Given groups=1, weight of size [48, 32, 3, 3], expected input[1, 14, 128, 94] to have 32 channels, but got 14 channels instead

Hey guys, I’ facing an issue regarding my dataloader itself.

For some reason, one of the last entries in the dataset is having a channel size of 14 channels instead of the 32 channels. Could it be due to some issue on my DataLoader?

Here is the Dataset class:

class LogmelDataset(Dataset):
    def init(self, h5_file, feature_type, transform=None):
        self.h5_file = h5py.File(“bird_features.h5”, “r”)
        self.feature_imgs = self.h5_file[feature_type]
        self.transform = transform

    def __len__(self):
        return len(self.feature_imgs)

    def __getitem__(self, idx):
        if self.transform:
            img = self.transform(self.feature_imgs[idx])
            return img
        return self.feature_imgs[idx]

Here is the model I’m using:

class Autoencoder(nn.Module):
    def __init__(self):
        super(Autoencoder, self).__init__()

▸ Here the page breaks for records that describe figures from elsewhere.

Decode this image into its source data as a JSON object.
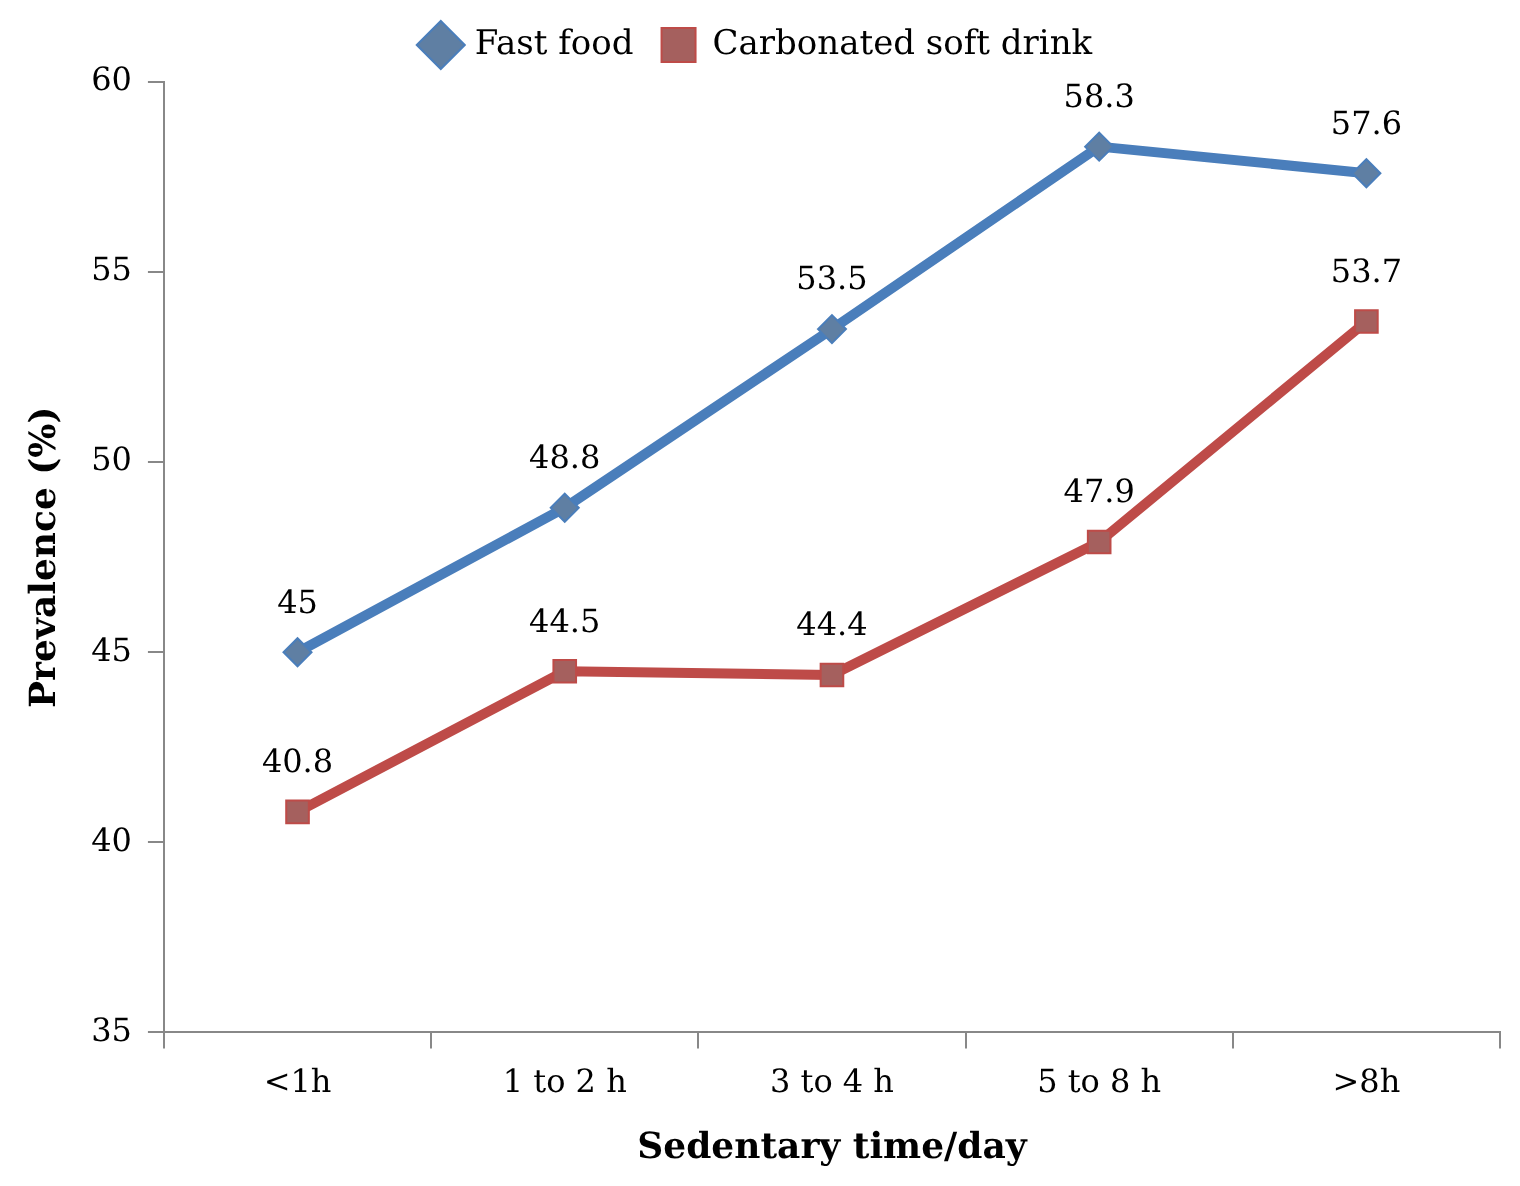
{
  "chart_data": {
    "type": "line",
    "xlabel": "Sedentary time/day",
    "ylabel": "Prevalence (%)",
    "categories": [
      "<1h",
      "1 to 2 h",
      "3 to 4 h",
      "5 to 8 h",
      ">8h"
    ],
    "series": [
      {
        "name": "Fast food",
        "color": "#4a7ebb",
        "marker": "diamond",
        "values": [
          45,
          48.8,
          53.5,
          58.3,
          57.6
        ]
      },
      {
        "name": "Carbonated soft drink",
        "color": "#be4b48",
        "marker": "square",
        "values": [
          40.8,
          44.5,
          44.4,
          47.9,
          53.7
        ]
      }
    ],
    "ylim": [
      35,
      60
    ],
    "yticks": [
      35,
      40,
      45,
      50,
      55,
      60
    ],
    "grid": false,
    "legend": "top",
    "data_labels": true,
    "line_style": "solid"
  }
}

        self.encoder = nn.Sequential(
            nn.Conv2d(32, 48, 3, padding=(1, 2)),
            nn.ReLU(),
            nn.MaxPool2d(2, 2),
            nn.Conv2d(48, 16, 3, padding=1),
            nn.ReLU(),
            nn.MaxPool2d(2, 2)
        )

        self.decoder = nn.Sequential(
            nn.ConvTranspose2d(16, 48, 2, stride=2),
            nn.ReLU(),
            nn.ConvTranspose2d(48, 32, 2, stride=2),
            nn.ReLU(),
            nn.Conv2d(32, 32, 2, stride=1, padding=(1, 0)),
            nn.ReLU(),
            nn.Conv2d(32, 32, 2, stride=1, padding=(0, 0)),
            nn.Sigmoid()
        )

    def forward(self, X):
        encoded = self.encoder(X)
        decoded = self.decoder(encoded)
        return decoded

I’m trying to use an autoencoder to reconstruct bird-singing spectrograms. Currently using this dataset: bird song data set | Kaggle

And the data loader is being used as follow:

logmel_dataset = LogmelDataset(“bird_features.h5”,
“logmel”)

loader = torch.utils.data.DataLoader(
dataset=logmel_dataset,
batch_size=32,
shuffle=True
)

For some reason the training works perfectly but suddenly fails when processing the last batch. All the batches have the shape [32, 128, 94], but the last batch is having a shape of [14, 128, 94].

Hi João!

A Conv2d accepts an input tensor of either four or three dimensions. In the
four-dimensional case the first dimension is the batch dimension and the second
dimension is the channels dimension.

In the three-dimensional case there is no batch dimension and the first dimension
is the channels dimension.

Your initial Conv2d (32, 48, 3, padding = (1, 2)) expects 32 input channels.
Your “batches” are single samples with no batch dimension (or an implicit batch
dimension of one, if you prefer), so the leading dimension is the channels dimension.
So most of your “batches” are single samples with 32 channels, matching your Conv2d,
but your last “batch” has 14 channels, so you get the error.

It would appear that your dataset – presumably bird_features.h5 – contains
samples with no channels dimension (or maybe a single explicit channel).

Your DataLoader explicitly creates batches with batch_size = 32 (with the last
batch having whatever is left over, in your case 14 samples).

If your data samples really have only a single channel, create your initial Conv2d
with a single input channel as Conv2d (1, 48, 3, padding = (1, 2)) and make
sure that your input tensors have an explicit channels dimension of size 1 (using
something like unsqueeze(), as necessary), with, e.g., a shape of [32, 1, 128, 94].

Best.

K. Frank

Building on @KFrank’s diagnosis — the reason it appeared to “work” until the last batch is a subtle but important gotcha:

Your DataLoader is stacking 2D items of shape [128, 94] into 3D batches of shape [B, 128, 94]. Conv2d happily accepts a 3D input and interprets it as a single unbatched sample of shape [C, H, W]. When B = 32, that 3D tensor happened to match your Conv2d(32, 48, ...)'s expected channel count - pure coincidence between your batch size and your first layer’s in_channels. So Conv2d was treating your entire batch as one sample with 32 channels.

Your model wasn’t training on batches at all. It was processing one merged “sample” per step where the 32 examples were stacked along the channel axis. The loss was computed, gradients flowed, and the loop ran without errors — but it wasn’t doing what you intended. The last batch (14 samples) finally raised the channel mismatch because 14 is not equal 32, exposing the underlying shape bug.

A fix may be to add a channel dimension in __getitem__ so the DataLoader produces proper 4D batches [B, 1, H, W].

Hey thanks @KFrank and @Aditya_Mehra really appreciate! This actually solved up my problem.

I just forgot to add the channel dimension to this, thank you so much for you answers!